I was a bit hesitant from posting this at all, as I couldn't even figure out why it was fiddling with with the database name at all during file upload (it isn't using it in any obvious way -- the uploaded files don't go to a directory containing the DB name, for example). Given this, I'll back out at this point and let you more-knowledgeable folks handle it (if any change is warranted).

  • Grotty.

44949 is another report of this bug. The regex is so strict to catch any container names that would break cloud storage backends that may use a '.' to separate namespaces. I just submitted a patch that leaves the strict regex in FileBackendStore but overrides it in FSFileBackend with a much more relaxed one that allows anything but '/'.

I suppose it would be appropriate to link to that commit: https://gerrit.wikimedia.org/r/83774/

FWIW due to how misleading the resulting error message is I think at least that should be improved, it is really confusing for end users particularly because searching for the error string leads to completely unrelated problems

Tgr renamed this task from Files cannot be uploaded when database name contains certain characters due to regex check in FileBackendStore.php to Non-alphanumeric characters in wgDBname break file uploads.Jan 19 2015, 10:40 PM
Tgr updated the task description. (Show Details)
Tgr added a project: MediaWiki-File-management.
Tgr set Security to None.
Tgr added subscribers: Krenair, Umherirrender, SmartK, aaron.

Replacing dots with underscores would be an easy solution, as long as we can ensure uniqueness.

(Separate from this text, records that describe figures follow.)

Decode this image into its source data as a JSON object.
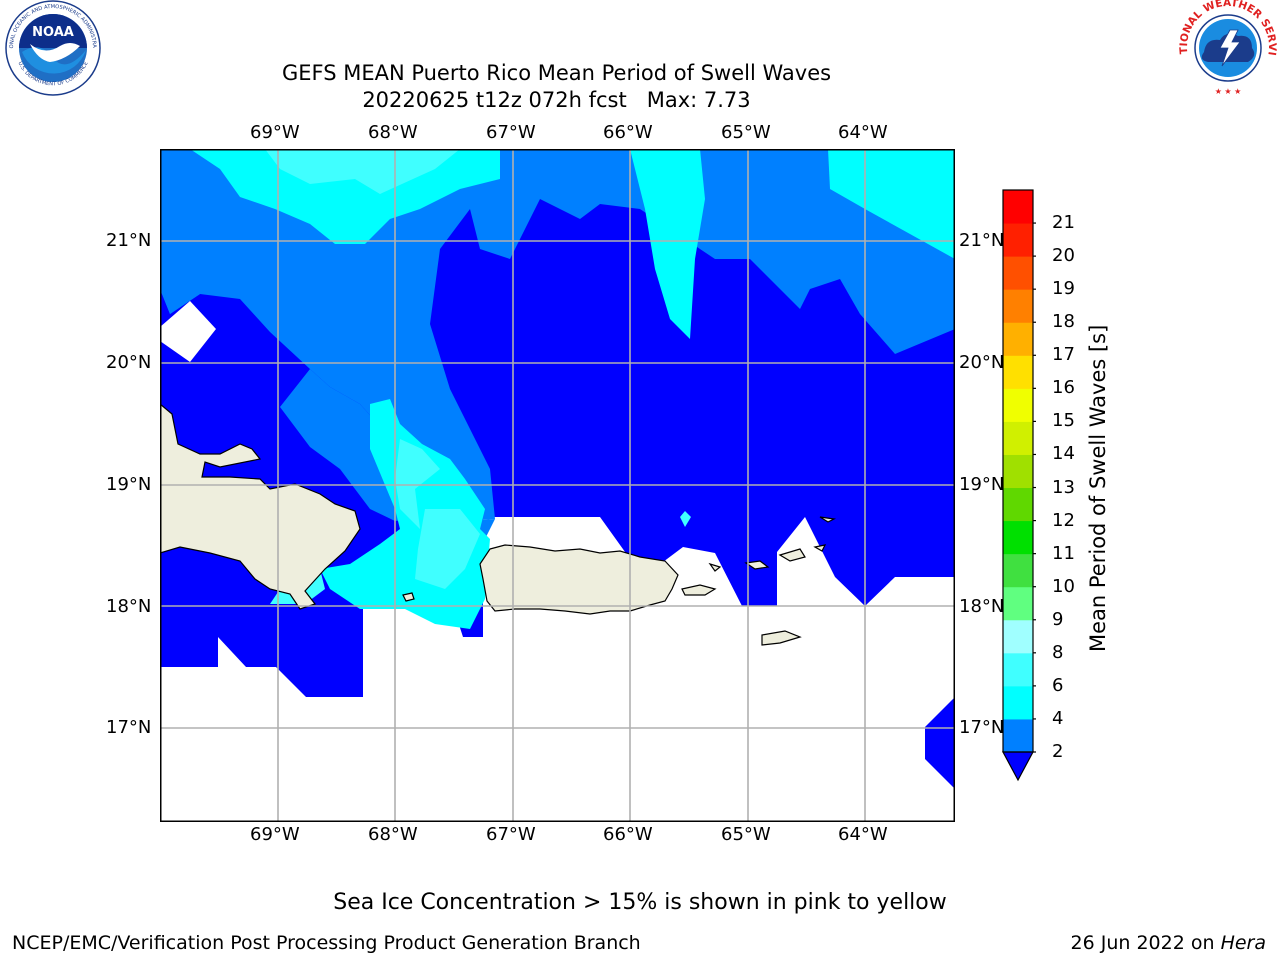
{
  "header": {
    "title_line1": "GEFS MEAN Puerto Rico Mean Period of Swell Waves",
    "title_line2": "20220625 t12z 072h fcst   Max: 7.73"
  },
  "logos": {
    "noaa": {
      "text": "NOAA",
      "ring_top": "NATIONAL OCEANIC AND ATMOSPHERIC ADMINISTRATION",
      "ring_bottom": "U.S. DEPARTMENT OF COMMERCE"
    },
    "nws": {
      "ring_text": "NATIONAL WEATHER SERVICE"
    }
  },
  "map": {
    "lon_labels": [
      "69°W",
      "68°W",
      "67°W",
      "66°W",
      "65°W",
      "64°W"
    ],
    "lat_labels": [
      "21°N",
      "20°N",
      "19°N",
      "18°N",
      "17°N"
    ],
    "lon_range": [
      -70,
      -63.25
    ],
    "lat_range": [
      16.25,
      21.75
    ],
    "grid": true,
    "land_color": "#eeeedd",
    "no_data_color": "#ffffff"
  },
  "colorbar": {
    "title": "Mean Period of Swell Waves [s]",
    "ticks": [
      "2",
      "4",
      "6",
      "8",
      "9",
      "10",
      "11",
      "12",
      "13",
      "14",
      "15",
      "16",
      "17",
      "18",
      "19",
      "20",
      "21"
    ],
    "colors": [
      "#0000ff",
      "#0080ff",
      "#00ffff",
      "#40ffff",
      "#a0ffff",
      "#60ff80",
      "#40e040",
      "#00e000",
      "#60d800",
      "#a0e000",
      "#d0f000",
      "#f0ff00",
      "#ffe000",
      "#ffb000",
      "#ff8000",
      "#ff5000",
      "#ff2000",
      "#ff0000"
    ],
    "extend": "min"
  },
  "footer": {
    "note": "Sea Ice Concentration > 15% is shown in pink to yellow",
    "credit": "NCEP/EMC/Verification Post Processing Product Generation Branch",
    "date": "26 Jun 2022 on",
    "machine": "Hera"
  }
}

Swift container names can contain any UTF-8 character except /. S3 bucket names can only contain lowercase letters, numbers, and hyphens; the current FileBackendStorage container name rules already fail that. So there doesn't seem to be much to lose from making the rules less strict.

Tgr raised the priority of this task from Low to Medium.EditedApr 7 2015, 4:50 PM

Upping priority; at a minimum there should be a sensible error message explaining workarounds.

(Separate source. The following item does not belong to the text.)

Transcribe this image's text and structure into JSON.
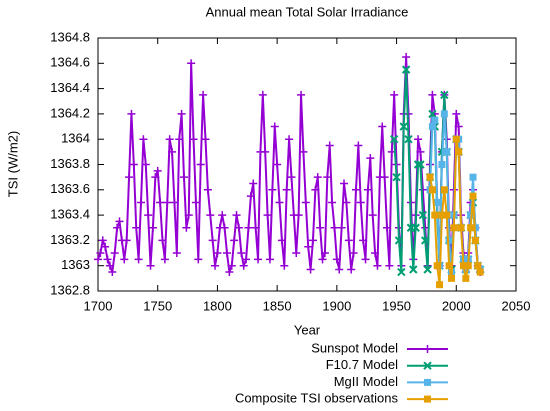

Change 83774 had a related patch set uploaded (by Legoktm):
filebackend: FS needn't be so strict with names

https://gerrit.wikimedia.org/r/83774

Change 219507 had a related patch set uploaded (by Aaron Schulz):
Allow "." in filebackend container prefixes

https://gerrit.wikimedia.org/r/219507

Change 219507 merged by jenkins-bot:
Allow "." in filebackend container prefixes

https://gerrit.wikimedia.org/r/219507

Change 83774 abandoned by Ejegg:
filebackend: FS needn't be so strict with names

https://gerrit.wikimedia.org/r/83774

@Tgr / @Ejegg: Hi, all related patches in Gerrit have been merged or abandoned. Is there more to do in this task? Asking as you are task assignees / patch authors. Thanks in advance!

Aklapper removed Tgr as the assignee of this task.Jun 19 2020, 4:27 PM
Aklapper removed a subscriber: wikibugs-l-list.

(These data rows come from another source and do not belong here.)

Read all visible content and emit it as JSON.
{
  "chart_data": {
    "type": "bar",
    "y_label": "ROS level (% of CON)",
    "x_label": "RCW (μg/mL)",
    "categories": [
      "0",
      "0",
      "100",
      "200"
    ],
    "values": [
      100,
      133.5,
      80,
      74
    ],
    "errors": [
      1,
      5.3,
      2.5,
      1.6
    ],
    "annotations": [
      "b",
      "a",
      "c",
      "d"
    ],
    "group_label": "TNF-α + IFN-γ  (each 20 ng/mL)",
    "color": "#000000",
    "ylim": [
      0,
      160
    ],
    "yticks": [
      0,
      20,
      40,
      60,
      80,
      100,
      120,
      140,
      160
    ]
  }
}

This task has been assigned to the same task owner for more than two years. Resetting task assignee due to inactivity, to decrease task cookie-licking and to get a slightly more realistic overview of plans. Please feel free to assign this task to yourself again if you still realistically work or plan to work on this task - it would be welcome!

For tips how to manage individual work in Phabricator (noisy notifications, lists of task, etc.), see https://phabricator.wikimedia.org/T228575#6237124 for available options.
(For the records, two emails were sent to assignee addresses before resetting assignees. See T228575 for more info and for potential feedback. Thanks!)

Aklapper assigned this task to Tgr.

@Tgr / @Ejegg: Hi, all related patches in Gerrit have been merged or abandoned. Is there more to do in this task? Asking as you are task assignees / patch authors. Thanks in advance!

No reply from @Tgr / @Ejegg hence resolving.

Tgr removed Tgr as the assignee of this task.

I don't think this has been fixed, the dot character has just been special-cased. T120071: isValidContainerName in /includes/filebackend/FileBackendStore.php not accepting databases starting with "_". for example complains about a starting underscore and T95037: Some valid MySQL database names (with a + plus sign in it) break thumbnails complains about a plus character, and those still produce the error.